The U.S. Senate remains divided on a resolution authorizing President Bush to use force against Iraq, a day after the House of Representatives reached agreement with the White House on such a measure. Key lawmakers want a resolution that would limit the President's power to use force and include a broader role for the United Nations.
The compromise resolution reached by the House and White House has been introduced in the Senate by a bipartisan group of Senators led by Connecticut Democrat Joe Lieberman.
But many Democrats and even some moderate Republicans are not happy with that measure.
The resolution would authorize the President to use whatever force against Iraq that he determines necessary and appropriate to defend the United States and enforce U.N. resolutions on Iraq.

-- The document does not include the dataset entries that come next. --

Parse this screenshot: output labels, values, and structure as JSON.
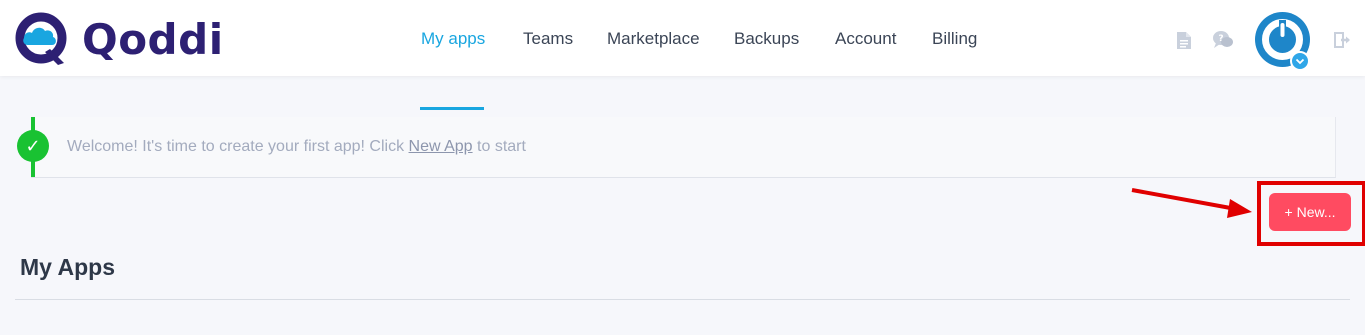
{
  "brand": {
    "name": "Qoddi",
    "primary_color": "#2d2073",
    "accent_color": "#19a6e0"
  },
  "nav": {
    "items": [
      {
        "label": "My apps",
        "active": true
      },
      {
        "label": "Teams",
        "active": false
      },
      {
        "label": "Marketplace",
        "active": false
      },
      {
        "label": "Backups",
        "active": false
      },
      {
        "label": "Account",
        "active": false
      },
      {
        "label": "Billing",
        "active": false
      }
    ]
  },
  "header_icons": [
    "document-icon",
    "help-chat-icon",
    "avatar",
    "logout-icon"
  ],
  "alert": {
    "icon": "check-icon",
    "text_before": "Welcome! It's time to create your first app! Click ",
    "link_text": "New App",
    "text_after": " to start",
    "status_color": "#19c232"
  },
  "new_button": {
    "label": "+ New...",
    "color": "#ff4b61"
  },
  "section": {
    "title": "My Apps"
  }
}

While that resolution backs efforts to gain U.N. Security Council support, it does not require U.N. approval for unilateral U.S. action against Iraq.
That concerns some Senators, including Democrat Carl Levin of Michigan, Chairman of the Armed Services committee, who introduced his own resolution on Iraq that calls for a broader role for the United Nations.

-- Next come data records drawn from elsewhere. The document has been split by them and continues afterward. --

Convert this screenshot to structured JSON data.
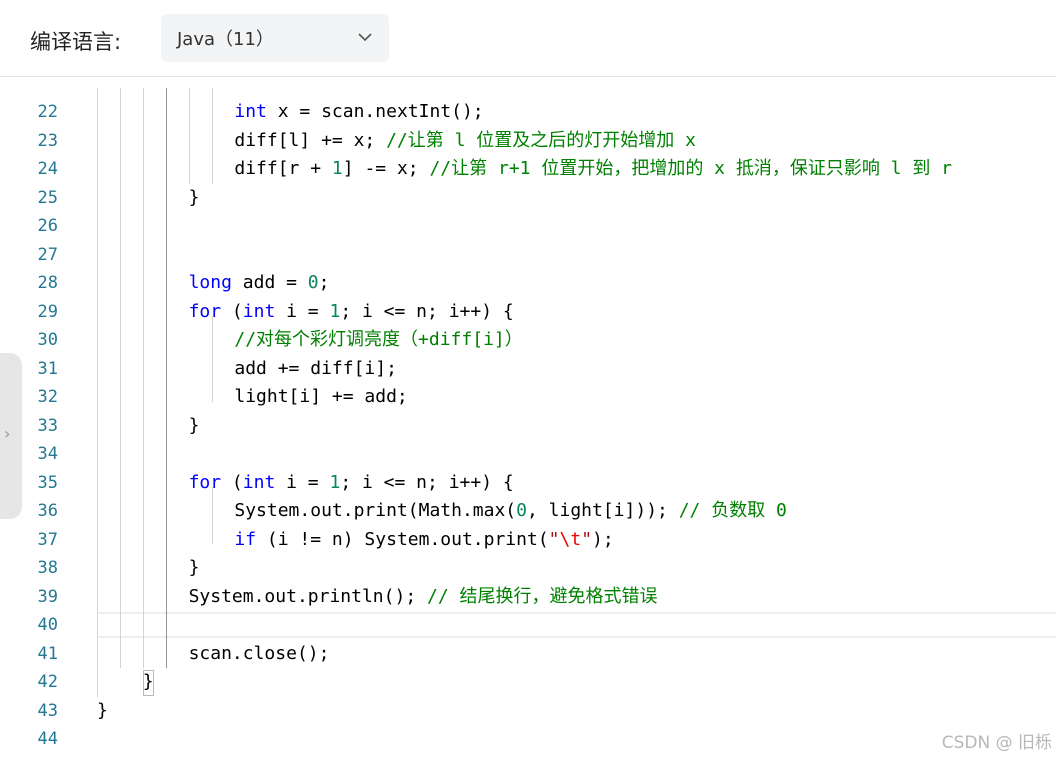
{
  "header": {
    "label": "编译语言:",
    "selected_language": "Java（11）"
  },
  "code_lines": [
    {
      "num": "22",
      "indent": 6,
      "tokens": [
        [
          "kw",
          "int"
        ],
        [
          "",
          "x = scan.nextInt();"
        ]
      ]
    },
    {
      "num": "23",
      "indent": 6,
      "tokens": [
        [
          "",
          "diff[l] += x; "
        ],
        [
          "cm",
          "//让第 l 位置及之后的灯开始增加 x"
        ]
      ]
    },
    {
      "num": "24",
      "indent": 6,
      "tokens": [
        [
          "",
          "diff[r + "
        ],
        [
          "num",
          "1"
        ],
        [
          "",
          "] -= x; "
        ],
        [
          "cm",
          "//让第 r+1 位置开始，把增加的 x 抵消，保证只影响 l 到 r"
        ]
      ]
    },
    {
      "num": "25",
      "indent": 4,
      "tokens": [
        [
          "",
          "}"
        ]
      ]
    },
    {
      "num": "26",
      "indent": 0,
      "tokens": []
    },
    {
      "num": "27",
      "indent": 0,
      "tokens": []
    },
    {
      "num": "28",
      "indent": 4,
      "tokens": [
        [
          "kw",
          "long"
        ],
        [
          "",
          " add = "
        ],
        [
          "num",
          "0"
        ],
        [
          "",
          ";"
        ]
      ]
    },
    {
      "num": "29",
      "indent": 4,
      "tokens": [
        [
          "kw",
          "for"
        ],
        [
          "",
          " ("
        ],
        [
          "kw",
          "int"
        ],
        [
          "",
          " i = "
        ],
        [
          "num",
          "1"
        ],
        [
          "",
          "; i <= n; i++) {"
        ]
      ]
    },
    {
      "num": "30",
      "indent": 6,
      "tokens": [
        [
          "cm",
          "//对每个彩灯调亮度（+diff[i]）"
        ]
      ]
    },
    {
      "num": "31",
      "indent": 6,
      "tokens": [
        [
          "",
          "add += diff[i];"
        ]
      ]
    },
    {
      "num": "32",
      "indent": 6,
      "tokens": [
        [
          "",
          "light[i] += add;"
        ]
      ]
    },
    {
      "num": "33",
      "indent": 4,
      "tokens": [
        [
          "",
          "}"
        ]
      ]
    },
    {
      "num": "34",
      "indent": 0,
      "tokens": []
    },
    {
      "num": "35",
      "indent": 4,
      "tokens": [
        [
          "kw",
          "for"
        ],
        [
          "",
          " ("
        ],
        [
          "kw",
          "int"
        ],
        [
          "",
          " i = "
        ],
        [
          "num",
          "1"
        ],
        [
          "",
          "; i <= n; i++) {"
        ]
      ]
    },
    {
      "num": "36",
      "indent": 6,
      "tokens": [
        [
          "",
          "System.out.print(Math.max("
        ],
        [
          "num",
          "0"
        ],
        [
          "",
          ", light[i])); "
        ],
        [
          "cm",
          "// 负数取 0"
        ]
      ]
    },
    {
      "num": "37",
      "indent": 6,
      "tokens": [
        [
          "kw",
          "if"
        ],
        [
          "",
          " (i != n) System.out.print("
        ],
        [
          "str",
          "\""
        ],
        [
          "esc",
          "\\t"
        ],
        [
          "str",
          "\""
        ],
        [
          "",
          ");"
        ]
      ]
    },
    {
      "num": "38",
      "indent": 4,
      "tokens": [
        [
          "",
          "}"
        ]
      ]
    },
    {
      "num": "39",
      "indent": 4,
      "tokens": [
        [
          "",
          "System.out.println(); "
        ],
        [
          "cm",
          "// 结尾换行，避免格式错误"
        ]
      ]
    },
    {
      "num": "40",
      "indent": 0,
      "tokens": []
    },
    {
      "num": "41",
      "indent": 4,
      "tokens": [
        [
          "",
          "scan.close();"
        ]
      ]
    },
    {
      "num": "42",
      "indent": 2,
      "tokens": [
        [
          "",
          "}"
        ]
      ]
    },
    {
      "num": "43",
      "indent": 0,
      "tokens": [
        [
          "",
          "}"
        ]
      ]
    },
    {
      "num": "44",
      "indent": 0,
      "tokens": []
    }
  ],
  "watermark": "CSDN @ 旧栎",
  "colors": {
    "keyword": "#0000ff",
    "number": "#098658",
    "comment": "#008000",
    "string": "#a31515",
    "line_number": "#237893"
  }
}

"By focusing on a tough U.N. resolution we can unify the world," the senator said. "It gives us the best chance of forcing compliance, it reduces our risks, it has fewer negative consequences down the road if force is used, and it gives us the best chance of isolating Saddam Hussein, not isolating us."
Senator Paul Wellstone, a Minnesota Democrat, agrees.
"Only a broad coalition of nations, united to disarm Saddam, while preserving our war on terror, can succeed," he said. "Our response will be far more effective if Saddam sees the whole world arrayed against him."
Another key Democrat, Senator Joe Biden of Delaware, chairman of the Foreign Relations Committee, plans to offer an amendment to the White House-backed resolution that would also put more emphasis on a U.N. role. In addition, it would also make disarmament the only reason for confronting Iraq. He is co-sponsoring the measure with the top Republican on the committee, Senator Richard Lugar of Indiana.
That proposal has the support of Senate Majority Leader Tom Daschle, who still has questions about a possible preemptive strike on Iraq.
"If there is going to be a pre-emptive strike, are there any conditions on which that pre-emptive strike should be authorized? Does it include anything the administration can think of? Would it include protecting oil fields? Regime change? What would it include?" he asked.
Even some Republicans including Senator Arlen Specter of Pennsylvania are calling for diplomatic efforts to be exhausted before using force against Iraq.
"We need to consider all of the alternatives short of the use of force, if our objectives can be attained without sending American men and women into battle, without exposing Iraqi civilians to casualties," senator Specter said.
Despite the differences over a resolution, Senate leaders believe support is growing for the White House-backed measure and that the Senate will ultimately approve what Mr. Bush is seeking. That vote, and a vote in the House, are expected next week.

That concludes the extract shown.